- From: Yudong Yang <yangyudong@hotmail.com>
- Date: Thu, 18 Nov 1999 18:17:52 +0800
- To: <html-tidy@w3.org>
- Message-ID: <19991118101801.14513.qmail@hotmail.com>
Hello,
I'm using tidy as a HTML parser for my program. There are some cases that tidy will make mistakes on comment contains a lot of '-'(although this is not good according to HTML4.0 ). You could find the case in http://cn.yahoo.com/ I've made a fix for this problem.
Best Regards
Yudong Yang
in lexer.c
and function GetToken(Lexer *lexer, uint mode)
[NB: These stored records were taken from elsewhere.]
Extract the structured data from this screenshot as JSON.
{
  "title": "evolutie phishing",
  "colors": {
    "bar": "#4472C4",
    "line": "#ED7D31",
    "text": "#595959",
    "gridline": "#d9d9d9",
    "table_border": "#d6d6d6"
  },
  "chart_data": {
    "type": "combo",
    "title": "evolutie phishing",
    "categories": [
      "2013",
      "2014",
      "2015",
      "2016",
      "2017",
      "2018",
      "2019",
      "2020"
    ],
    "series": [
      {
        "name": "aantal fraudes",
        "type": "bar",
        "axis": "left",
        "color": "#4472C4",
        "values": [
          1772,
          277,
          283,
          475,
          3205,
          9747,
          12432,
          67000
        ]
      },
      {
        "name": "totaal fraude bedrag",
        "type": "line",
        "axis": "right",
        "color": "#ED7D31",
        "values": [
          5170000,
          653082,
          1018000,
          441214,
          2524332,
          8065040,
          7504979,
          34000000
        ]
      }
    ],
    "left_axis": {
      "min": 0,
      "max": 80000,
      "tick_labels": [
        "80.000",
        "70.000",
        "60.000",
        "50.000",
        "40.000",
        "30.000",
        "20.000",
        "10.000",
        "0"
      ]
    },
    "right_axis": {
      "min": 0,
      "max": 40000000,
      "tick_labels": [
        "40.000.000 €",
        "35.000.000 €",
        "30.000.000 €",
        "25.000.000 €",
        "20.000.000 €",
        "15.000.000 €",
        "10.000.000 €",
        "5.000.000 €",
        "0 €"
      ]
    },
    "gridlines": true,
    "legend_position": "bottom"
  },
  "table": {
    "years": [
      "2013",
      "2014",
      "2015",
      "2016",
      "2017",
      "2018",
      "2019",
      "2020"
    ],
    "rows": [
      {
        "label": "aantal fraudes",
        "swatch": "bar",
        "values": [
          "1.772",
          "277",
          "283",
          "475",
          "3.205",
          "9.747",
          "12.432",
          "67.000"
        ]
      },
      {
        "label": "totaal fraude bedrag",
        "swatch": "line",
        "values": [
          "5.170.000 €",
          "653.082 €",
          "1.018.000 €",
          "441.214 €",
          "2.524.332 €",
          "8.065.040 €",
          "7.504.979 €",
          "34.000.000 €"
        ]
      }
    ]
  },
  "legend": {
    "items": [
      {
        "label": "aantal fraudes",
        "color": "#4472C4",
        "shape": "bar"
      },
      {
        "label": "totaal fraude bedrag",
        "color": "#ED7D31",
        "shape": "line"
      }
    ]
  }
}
case LEX_COMMENT: /* seen <!-- so look for --> */
/* look for 1st - */
if (c != '-')
{
if (comments > 2 && c == '>')
ReportWarning(lexer, null, null, BAD_COMMENT);
comments = -1;
continue;
}
/* now look for 2nd - */
c = ReadChar(lexer->in);
if (c == EndOfStream)
{
ReportWarning(lexer, null, null, BAD_COMMENT);
UngetChar(c, lexer->in);
continue;
}
AddCharToLexer(lexer, c);
if (c != '-')
{
comments = 0;
continue;
}
for(;;) // skip all ------ like strings
{
c = ReadChar(lexer->in);
if(c != '-')
{
UngetChar(c, lexer->in);
break;
}
AddCharToLexer(lexer, c); // just add the -
}
lexer->state = LEX_ENDCOMMENT;
continue;
case LEX_ENDCOMMENT: /* seen <!-- .... -- */
{
int spc=0;
for (;;) // first skip the possiable HTML 4.0 enabled white spaces
{
map = MAP(c);
if((map & white) == 0)
break;
comments = 0;
c = ReadChar(lexer->in);
AddCharToLexer(lexer, c);
spc ++;
}
if (c == '>')
{
lexer->lexsize -= 3+spc;
lexer->txtend = lexer->lexsize;
lexer->lexbuf[lexer->lexsize] = '\0';
lexer->state = LEX_CONTENT;
lexer->waswhite = no;
return lexer->token = CommentToken(lexer);
}
else { // not end of comment
/*
SGML comment syntax is truly daft!!!
A comment declaration consists of `<!' followed by zero or
more comments followed by `>'. Each comment starts with
`--' and includes all text up to and including the next
occurrence of `--'. In a comment declaration, white space
is allowed after each comment, but not before the first
comment. The entire comment declaration is ignored.
<!-- another -- -- comment -->
<!-- ---> is bad, so is <!-- foo ----- bar -->
*/
/* set error position just before offending chararcter */
lexer->lines = lexer->in->curline;
lexer->columns = lexer->in->curcol - 1;
ReportWarning(lexer, null, null, BAD_COMMENT);
/* treat the chars as part of the comment*/
lexer->state = LEX_COMMENT; /* comment */
UngetChar(c, lexer->in);
lexer->lexsize--;
lexer->lexbuf[lexer->lexsize] = '\0';
continue;
}
}
Received on Thursday, 18 November 1999 05:18:37 UTC